São, portanto, os próprios militantes partidários que denunciam, pela repulsa, a decadência das suas lideranças, em particular, e dos seus eleitos em geral. Não é só o eleitorado não-militante, vê-se, que condena a classe política atual.
Embora sob outra forma, o também gigantesco PFL não exprimiu a decadência política de modo menos eloquente. É verdadeiramente escandaloso que um partido de tais dimensões, com o domínio de tantos postos de comando no país inteiro, não disponha de um só membro em condições de disputar a Presidência da República. Nem se diga disputar com possibilidades de êxito, mas só de não fazer vergonha e, assim, favorecer a eleição de pefelistas para Senado, Câmara e governos estaduais. Aos pefelistas restou verem-se atrelados ao PSDB para ocupar, derradeira esperança, alguns ministérios com seus esgotados caciques.
Até que fatores ocasionais interviessem, a situação do PSDB não era muito melhor, no quadro da sucessão presidencial, que a do PMDB e PFL. Embora Fernando Henrique já se pretendesse candidato quando ocupava as Relações Exteriores, e Tasso Jereissati fosse sempre citado no noticiário como possível candidato, o grosso do partido considerava, com razão, só dispor de um nome com expressão além do território do poder econômico. Mas Mário Covas, com a memória do abandono, para não dizer traição, em que os companheiros de partido o deixaram na campanha de 89, não admitia senão candidatar-se ao governo paulista.

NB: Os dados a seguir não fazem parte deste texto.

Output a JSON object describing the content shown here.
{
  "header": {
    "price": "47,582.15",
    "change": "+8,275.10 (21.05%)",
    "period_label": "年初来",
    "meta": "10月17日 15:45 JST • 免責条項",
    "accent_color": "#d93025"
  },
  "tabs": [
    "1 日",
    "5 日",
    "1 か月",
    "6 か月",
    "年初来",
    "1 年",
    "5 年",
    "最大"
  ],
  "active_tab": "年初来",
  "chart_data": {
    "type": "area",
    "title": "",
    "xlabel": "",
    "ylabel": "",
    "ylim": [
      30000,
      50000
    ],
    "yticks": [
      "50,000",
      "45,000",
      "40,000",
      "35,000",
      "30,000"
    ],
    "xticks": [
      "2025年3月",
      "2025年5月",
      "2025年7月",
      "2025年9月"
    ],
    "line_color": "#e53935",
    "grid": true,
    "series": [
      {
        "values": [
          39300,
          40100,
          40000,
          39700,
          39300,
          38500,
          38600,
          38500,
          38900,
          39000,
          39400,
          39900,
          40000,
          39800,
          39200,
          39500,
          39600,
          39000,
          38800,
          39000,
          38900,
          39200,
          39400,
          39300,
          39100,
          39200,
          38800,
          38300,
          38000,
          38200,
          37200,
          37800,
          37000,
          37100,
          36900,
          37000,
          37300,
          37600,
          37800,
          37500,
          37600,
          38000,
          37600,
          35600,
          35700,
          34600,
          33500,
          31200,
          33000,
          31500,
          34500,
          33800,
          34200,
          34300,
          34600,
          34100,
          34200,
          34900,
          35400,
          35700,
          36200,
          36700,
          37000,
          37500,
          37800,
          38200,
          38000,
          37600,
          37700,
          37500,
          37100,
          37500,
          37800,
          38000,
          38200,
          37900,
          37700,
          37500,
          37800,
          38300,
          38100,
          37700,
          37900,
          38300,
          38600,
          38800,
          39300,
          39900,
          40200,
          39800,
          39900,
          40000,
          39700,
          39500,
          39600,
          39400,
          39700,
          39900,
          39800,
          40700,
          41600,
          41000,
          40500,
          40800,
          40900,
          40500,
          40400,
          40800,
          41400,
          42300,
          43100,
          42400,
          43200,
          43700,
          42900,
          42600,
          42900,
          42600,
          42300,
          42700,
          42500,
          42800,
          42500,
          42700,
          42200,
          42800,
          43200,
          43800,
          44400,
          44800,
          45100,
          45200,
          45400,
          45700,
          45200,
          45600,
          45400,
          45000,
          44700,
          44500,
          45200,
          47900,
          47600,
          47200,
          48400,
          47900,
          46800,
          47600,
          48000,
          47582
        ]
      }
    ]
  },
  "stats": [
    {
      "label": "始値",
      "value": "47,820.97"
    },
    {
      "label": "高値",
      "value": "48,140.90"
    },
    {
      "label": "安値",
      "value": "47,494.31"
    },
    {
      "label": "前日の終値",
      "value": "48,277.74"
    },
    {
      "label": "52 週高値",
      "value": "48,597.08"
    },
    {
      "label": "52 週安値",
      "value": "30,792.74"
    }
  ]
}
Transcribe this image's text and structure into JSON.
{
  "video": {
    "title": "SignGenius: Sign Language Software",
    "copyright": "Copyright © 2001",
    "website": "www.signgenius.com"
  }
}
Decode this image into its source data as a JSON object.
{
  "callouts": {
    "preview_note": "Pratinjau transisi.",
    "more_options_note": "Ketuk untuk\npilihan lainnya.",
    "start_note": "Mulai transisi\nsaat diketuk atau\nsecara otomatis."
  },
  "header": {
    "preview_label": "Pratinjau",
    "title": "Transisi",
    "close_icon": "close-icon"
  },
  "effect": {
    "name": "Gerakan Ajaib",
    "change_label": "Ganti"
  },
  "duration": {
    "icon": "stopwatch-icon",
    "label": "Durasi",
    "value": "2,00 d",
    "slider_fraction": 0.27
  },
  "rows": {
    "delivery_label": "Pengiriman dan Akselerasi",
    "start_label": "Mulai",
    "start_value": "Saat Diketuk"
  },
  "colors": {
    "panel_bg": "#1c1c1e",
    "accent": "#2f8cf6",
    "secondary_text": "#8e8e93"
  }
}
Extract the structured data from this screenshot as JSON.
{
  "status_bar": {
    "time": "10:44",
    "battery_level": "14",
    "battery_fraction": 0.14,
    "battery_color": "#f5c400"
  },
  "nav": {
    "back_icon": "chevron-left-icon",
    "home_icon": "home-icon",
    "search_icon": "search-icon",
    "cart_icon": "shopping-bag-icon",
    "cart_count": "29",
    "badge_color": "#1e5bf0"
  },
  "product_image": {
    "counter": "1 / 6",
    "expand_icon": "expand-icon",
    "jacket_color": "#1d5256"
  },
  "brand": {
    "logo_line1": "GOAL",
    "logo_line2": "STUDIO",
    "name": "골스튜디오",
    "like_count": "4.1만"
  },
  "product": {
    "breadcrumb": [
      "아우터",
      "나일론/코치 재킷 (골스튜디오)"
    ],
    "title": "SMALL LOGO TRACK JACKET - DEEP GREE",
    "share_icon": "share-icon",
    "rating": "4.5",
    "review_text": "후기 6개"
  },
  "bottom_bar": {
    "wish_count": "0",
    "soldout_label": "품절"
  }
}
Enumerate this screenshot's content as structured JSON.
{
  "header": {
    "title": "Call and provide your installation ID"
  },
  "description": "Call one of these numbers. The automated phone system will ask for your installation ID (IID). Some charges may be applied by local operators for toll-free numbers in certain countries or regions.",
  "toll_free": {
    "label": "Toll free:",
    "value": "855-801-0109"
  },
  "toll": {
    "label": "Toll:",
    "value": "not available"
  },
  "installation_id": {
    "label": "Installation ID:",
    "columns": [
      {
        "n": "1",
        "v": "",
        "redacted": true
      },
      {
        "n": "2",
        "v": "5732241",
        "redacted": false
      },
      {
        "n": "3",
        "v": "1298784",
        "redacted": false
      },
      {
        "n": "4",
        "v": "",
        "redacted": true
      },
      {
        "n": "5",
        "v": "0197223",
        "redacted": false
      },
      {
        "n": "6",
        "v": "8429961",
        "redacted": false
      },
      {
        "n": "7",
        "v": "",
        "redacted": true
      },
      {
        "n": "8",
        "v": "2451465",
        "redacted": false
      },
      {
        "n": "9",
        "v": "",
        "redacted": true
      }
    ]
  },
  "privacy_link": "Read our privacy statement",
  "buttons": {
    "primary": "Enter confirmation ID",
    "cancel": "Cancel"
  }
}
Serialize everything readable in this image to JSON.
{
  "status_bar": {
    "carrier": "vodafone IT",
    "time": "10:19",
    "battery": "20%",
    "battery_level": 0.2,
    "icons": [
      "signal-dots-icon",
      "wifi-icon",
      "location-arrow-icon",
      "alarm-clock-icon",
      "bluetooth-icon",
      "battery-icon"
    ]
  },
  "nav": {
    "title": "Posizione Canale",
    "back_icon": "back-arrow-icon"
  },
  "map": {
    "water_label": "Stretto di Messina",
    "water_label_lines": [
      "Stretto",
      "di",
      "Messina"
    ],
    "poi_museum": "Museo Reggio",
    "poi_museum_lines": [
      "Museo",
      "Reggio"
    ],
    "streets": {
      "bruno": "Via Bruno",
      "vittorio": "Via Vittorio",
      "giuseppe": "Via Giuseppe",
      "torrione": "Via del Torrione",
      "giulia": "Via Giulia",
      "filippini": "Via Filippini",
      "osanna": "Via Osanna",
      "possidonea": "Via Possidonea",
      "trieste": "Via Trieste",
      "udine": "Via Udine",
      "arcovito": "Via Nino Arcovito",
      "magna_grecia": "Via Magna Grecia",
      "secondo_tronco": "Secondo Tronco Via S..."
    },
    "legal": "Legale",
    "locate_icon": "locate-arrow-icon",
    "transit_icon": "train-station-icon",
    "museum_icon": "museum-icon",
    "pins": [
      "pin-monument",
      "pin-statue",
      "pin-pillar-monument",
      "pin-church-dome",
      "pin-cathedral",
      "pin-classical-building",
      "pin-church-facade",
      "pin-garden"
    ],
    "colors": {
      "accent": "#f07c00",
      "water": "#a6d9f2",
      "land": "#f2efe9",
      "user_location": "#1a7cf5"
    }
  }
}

A gafe da nomeação de Eliseu Resende para a Fazenda foi o acaso providencial para o PSDB. Proporcionou-lhe uma solução artificial, mas bem-resultante. A candidatura de Fernando Henrique não nasceu do partido, nem foi a ele levada a partir do eleitorado. Foi feita por uma conjugação à margem do partido, entre os meios de comunicação e o uso político que Fernando Henrique fez, com a anuência de Itamar Franco, da sua presença na Fazenda. Por si mesmo, portanto, o PSDB não tinha ressonância no eleitorado da sucessão presidencial.
Misto de lascas do PFL com saldos de fim de estoque do PDS, o PPR foi erigido em torno das pretensões de Paulo Maluf. Esvaziadas as pretensões, o PPR não teve outra saída senão a de improvisar um candidato, retirando Esperidião Amin da perspectiva de voltar ao governo catarinense já no primeiro turno.
Nestas quatro situações da miséria político-partidária estão retratados, de uma parte, a elite que faz do Brasil o que ele é, e, de outra, o crescimento da consciência do eleitorado em relação à elite. Partidos não têm candidatos a oferecer em razão de sua própria decadência, mas também pela maior consciência pública de quem são os políticos.